На пятые сутки Царь царей вдрызг восстановил прежний алгоритм и образ своей жизни и стал засыпать по ночам, где своего часа его поджидала ловушка: окно Овертона. Спал беспокойно, снились кошмары и назойливые дэвы-дивы: цветы зла.

В одну из ночей не по адресу, словно заплутав в территориально-конфессиональном пространстве бытия, в опочивальню к Нарсе, оставив сиротой свою пещерку вечной тьмы, энергетическими сгустками явились нечестивые римско-греческие Боги Гипнос и Морфей: редко разлучающиеся друг с другом отец и сын.
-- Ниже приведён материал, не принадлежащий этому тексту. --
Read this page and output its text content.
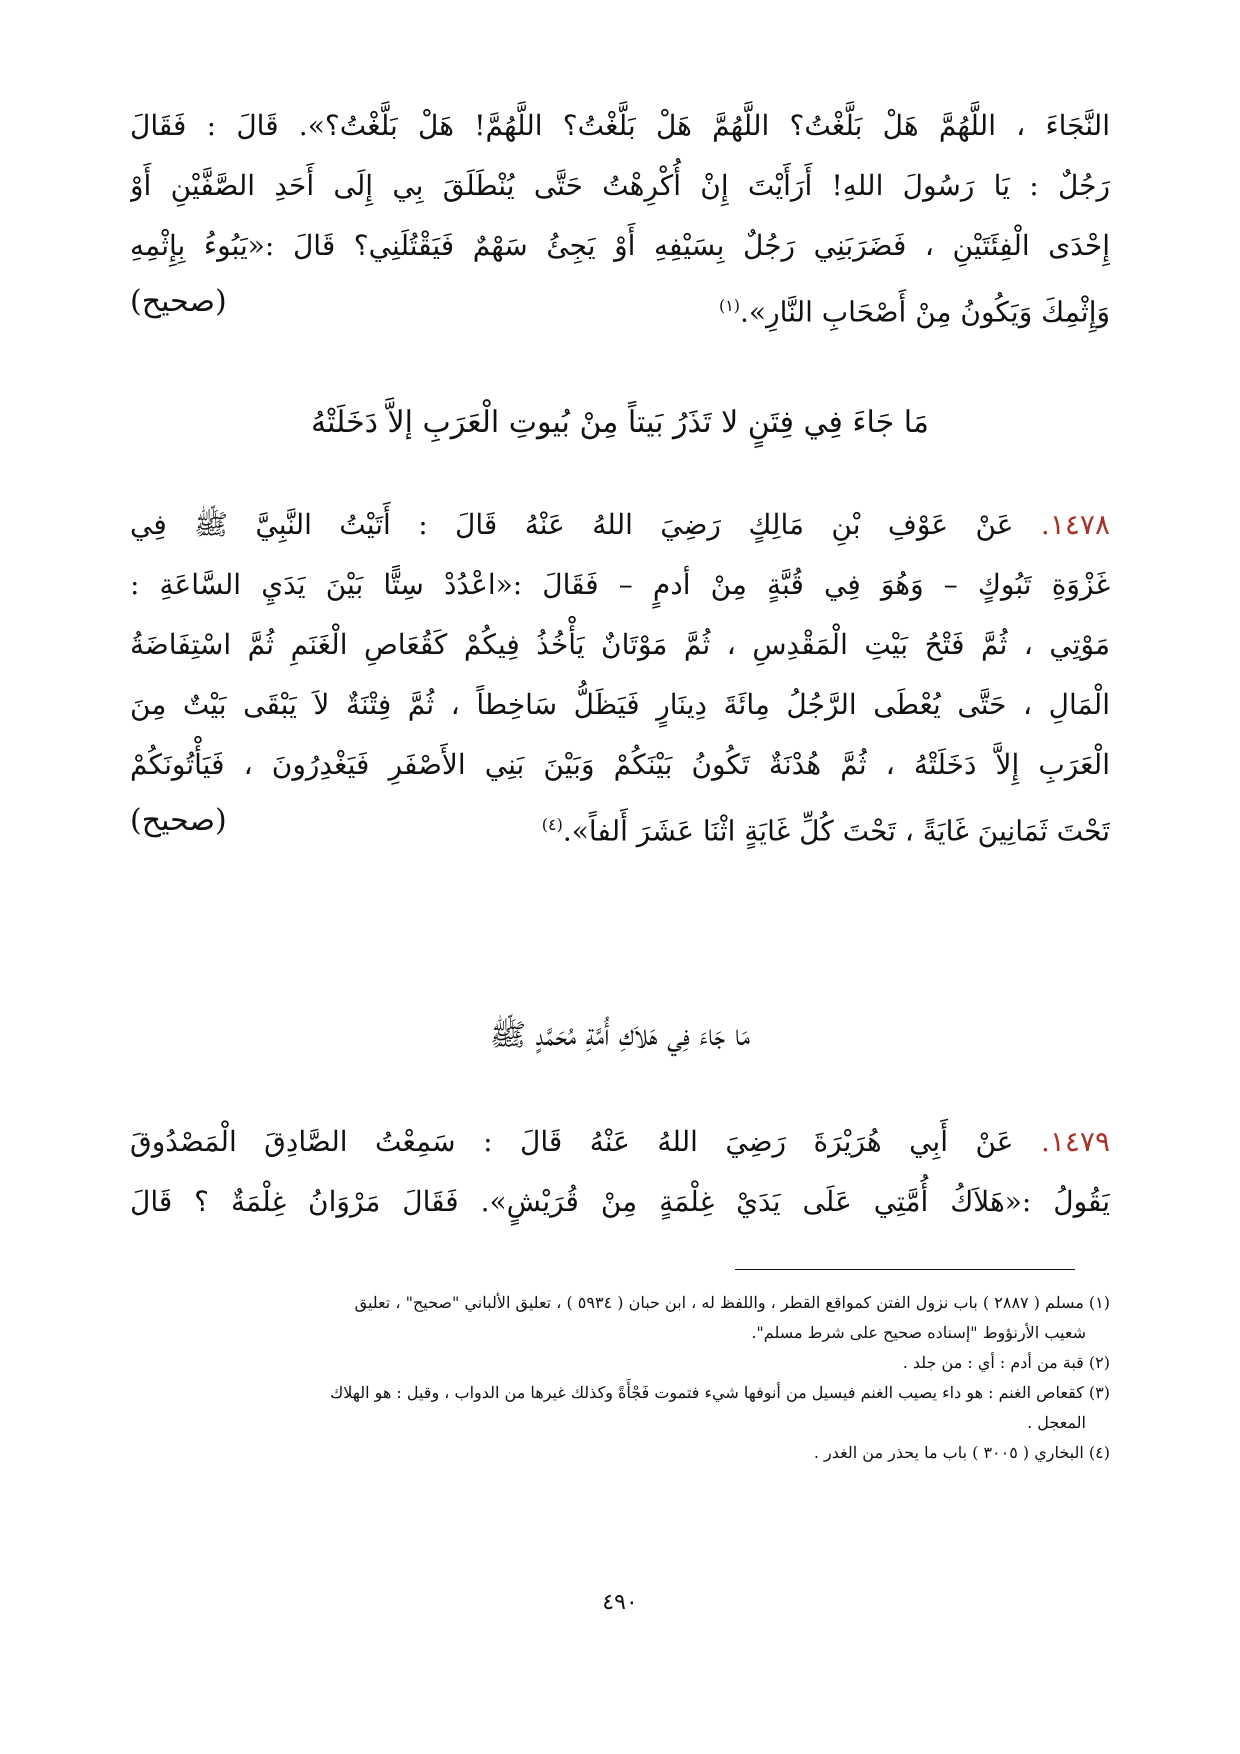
النَّجَاءَ ، اللَّهُمَّ هَلْ بَلَّغْتُ؟ اللَّهُمَّ هَلْ بَلَّغْتُ؟ اللَّهُمَّ! هَلْ بَلَّغْتُ؟». قَالَ : فَقَالَ
رَجُلٌ : يَا رَسُولَ اللهِ! أَرَأَيْتَ إِنْ أُكْرِهْتُ حَتَّى يُنْطَلَقَ بِي إِلَى أَحَدِ الصَّفَّيْنِ أَوْ
إِحْدَى الْفِئَتَيْنِ ، فَضَرَبَنِي رَجُلٌ بِسَيْفِهِ أَوْ يَجِئُ سَهْمٌ فَيَقْتُلَنِي؟ قَالَ :«يَبُوءُ بِإِثْمِهِ
وَإِثْمِكَ وَيَكُونُ مِنْ أَصْحَابِ النَّارِ».$^{(١)}$
(صحيح)
مَا جَاءَ فِي فِتَنٍ لا تَذَرُ بَيتاً مِنْ بُيوتِ الْعَرَبِ إلاَّ دَخَلَتْهُ
١٤٧٨. عَنْ عَوْفِ بْنِ مَالِكٍ رَضِيَ اللهُ عَنْهُ قَالَ : أَتَيْتُ النَّبِيَّ ﷺ فِي
غَزْوَةِ تَبُوكٍ – وَهُوَ فِي قُبَّةٍ مِنْ أدمٍ – فَقَالَ :«اعْدُدْ سِتًّا بَيْنَ يَدَيِ السَّاعَةِ :
مَوْتِي ، ثُمَّ فَتْحُ بَيْتِ الْمَقْدِسِ ، ثُمَّ مَوْتَانٌ يَأْخُذُ فِيكُمْ كَقُعَاصِ الْغَنَمِ ثُمَّ اسْتِفَاضَةُ
الْمَالِ ، حَتَّى يُعْطَى الرَّجُلُ مِائَةَ دِينَارٍ فَيَظَلُّ سَاخِطاً ، ثُمَّ فِتْنَةٌ لاَ يَبْقَى بَيْتٌ مِنَ
الْعَرَبِ إِلاَّ دَخَلَتْهُ ، ثُمَّ هُدْنَةٌ تَكُونُ بَيْنَكُمْ وَبَيْنَ بَنِي الأَصْفَرِ فَيَغْدِرُونَ ، فَيَأْتُونَكُمْ
تَحْتَ ثَمَانِينَ غَايَةً ، تَحْتَ كُلِّ غَايَةٍ اثْنَا عَشَرَ أَلفاً».$^{(٤)}$
(صحيح)
مَا جَاءَ فِي هَلاَكِ أُمَّةِ مُحَمَّدٍ ﷺ
١٤٧٩. عَنْ أَبِي هُرَيْرَةَ رَضِيَ اللهُ عَنْهُ قَالَ : سَمِعْتُ الصَّادِقَ الْمَصْدُوقَ
يَقُولُ :«هَلاَكُ أُمَّتِي عَلَى يَدَيْ غِلْمَةٍ مِنْ قُرَيْشٍ». فَقَالَ مَرْوَانُ غِلْمَةٌ ؟ قَالَ
(١) مسلم ( ٢٨٨٧ ) باب نزول الفتن كمواقع القطر ، واللفظ له ، ابن حبان ( ٥٩٣٤ ) ، تعليق الألباني "صحيح" ، تعليق
شعيب الأرنؤوط "إسناده صحيح على شرط مسلم".
(٢) قبة من أدم : أي : من جلد .
(٣) كقعاص الغنم : هو داء يصيب الغنم فيسيل من أنوفها شيء فتموت فَجْأَةً وكذلك غيرها من الدواب ، وقيل : هو الهلاك
المعجل .
(٤) البخاري ( ٣٠٠٥ ) باب ما يحذر من الغدر .
٤٩٠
Но они не заблудились, просто знали, кому в неэллинском мире сейчас, чтобы отвлечься и забыться, больше всего требовались тихие добрые слова, психологическая помощь, разгрузка, поглаживание по шёрстке, а главное слабительное, маковое зелье-снадобье.

«А вдруг мои предки, дедушка Ардашир и батюшка Шапур побеждали ровно так же, как вчера казённые глашатаи растрезвонили о моей виктории?!»,  подумал Царь царей, ещё глубже впадая в беспокойное забытье, но в блаженные грёзы.
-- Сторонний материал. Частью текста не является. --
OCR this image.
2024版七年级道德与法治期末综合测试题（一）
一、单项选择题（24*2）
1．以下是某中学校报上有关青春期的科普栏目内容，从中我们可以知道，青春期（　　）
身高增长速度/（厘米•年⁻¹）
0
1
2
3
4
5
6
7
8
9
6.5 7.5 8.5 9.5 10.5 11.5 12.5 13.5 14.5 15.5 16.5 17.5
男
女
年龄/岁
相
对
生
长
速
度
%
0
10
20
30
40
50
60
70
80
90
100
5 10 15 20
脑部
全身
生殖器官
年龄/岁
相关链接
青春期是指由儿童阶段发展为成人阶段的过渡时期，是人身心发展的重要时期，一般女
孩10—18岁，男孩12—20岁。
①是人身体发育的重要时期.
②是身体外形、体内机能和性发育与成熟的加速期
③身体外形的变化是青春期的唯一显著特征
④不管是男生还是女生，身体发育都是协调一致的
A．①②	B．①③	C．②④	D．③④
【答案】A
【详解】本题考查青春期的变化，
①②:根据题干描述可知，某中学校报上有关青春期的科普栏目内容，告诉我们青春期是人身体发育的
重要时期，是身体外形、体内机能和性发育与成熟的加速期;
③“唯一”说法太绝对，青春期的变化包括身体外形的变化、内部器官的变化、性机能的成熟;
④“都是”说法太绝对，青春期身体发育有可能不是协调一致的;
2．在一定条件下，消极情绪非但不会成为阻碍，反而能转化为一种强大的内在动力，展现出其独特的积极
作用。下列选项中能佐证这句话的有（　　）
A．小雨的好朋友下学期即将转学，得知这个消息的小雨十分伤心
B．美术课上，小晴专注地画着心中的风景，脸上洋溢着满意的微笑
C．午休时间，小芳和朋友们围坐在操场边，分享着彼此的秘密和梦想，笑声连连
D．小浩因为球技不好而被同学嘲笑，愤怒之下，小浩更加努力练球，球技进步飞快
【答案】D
 Я вестник Юпитера-Зевса,  шёпотом прошелестел Гипнос на ухо шахиншаху:  Но могу быть и вестником Ахура Мазды. Могу стать и самим Великим Авестийцем, ты только расслабься и получи удовольствие. Выпей этого волшебного напитка тебе станет легче, боль и страдание отступят, отпустят, наступят расслабление и покой! Без напрягов, пожалуйста, не дёргайся во сне! Я же не о вечном покое веду речь! Только не подумай, что это земной энергетический напиток по рецептам прощелыг и химиков-алхимиков. Это маковый сок. Он варится по особому рецепту, о котором никто из смертных не ведает. Выпей, не бойся и не стесняйся! Хотя бы пару-тройку глотков. Ну, пригуби же кубок, бояка! После этого ночь обретёт для тебя новые радужные краски, которых ты прежде никогда не видывал. Ты сможешь разглядеть и различить даже не пятьдесят, а сто пятьдесят оттенков серого. Тысячу пятьсот, кто больше? Перед тобой сразу откроются мои сдвоенные ворота в мир блаженства и в неведомые дали, пусть там и будет сплошная чернота. То чувство, которое в сей миг кажется тебе блаженством это тьфу по сравнению с тем, которое испытаешь, глотнув моего напитка. Ты же истинный перс, парфянин эээ иранец, ариец, Сасанид! Перед твоим врагом, Галерием, в детстве звучала эта ну, или почти такая же речь, пусть он, сельский рогуль, её и не слышал. Правда, и озвучивалась она не мной. И не маковый сок для сугреву предлагался, а олимпийский нектар. Но ремейки это благо, ибо повторенье мать ученья для новых учеников, адептов и поклонников-волонтёров. Глотни же напитка, и ты сможешь пойти по победным стопам счастливца эээ нечестивца Галерия! Испив, ты сможешь так забыться и отвлечься, что впадёшь в детство эээ на счастливые мгновения станешь ребёнком, каковым был когда-то твой богомерзкий враг, нет, он уже вовсе никакой не враг тебе и даже не соперник, а твой новый кумир Галерий! Он брат тебе во Юпитере эээ в Ахуре Мазде! В обоих сразу! Мысли логически, слушай и слушайся меня, и существуй! Только нам, Богам, позволено мыслить алогично, выдавая любой бред за безупречную математическую логику!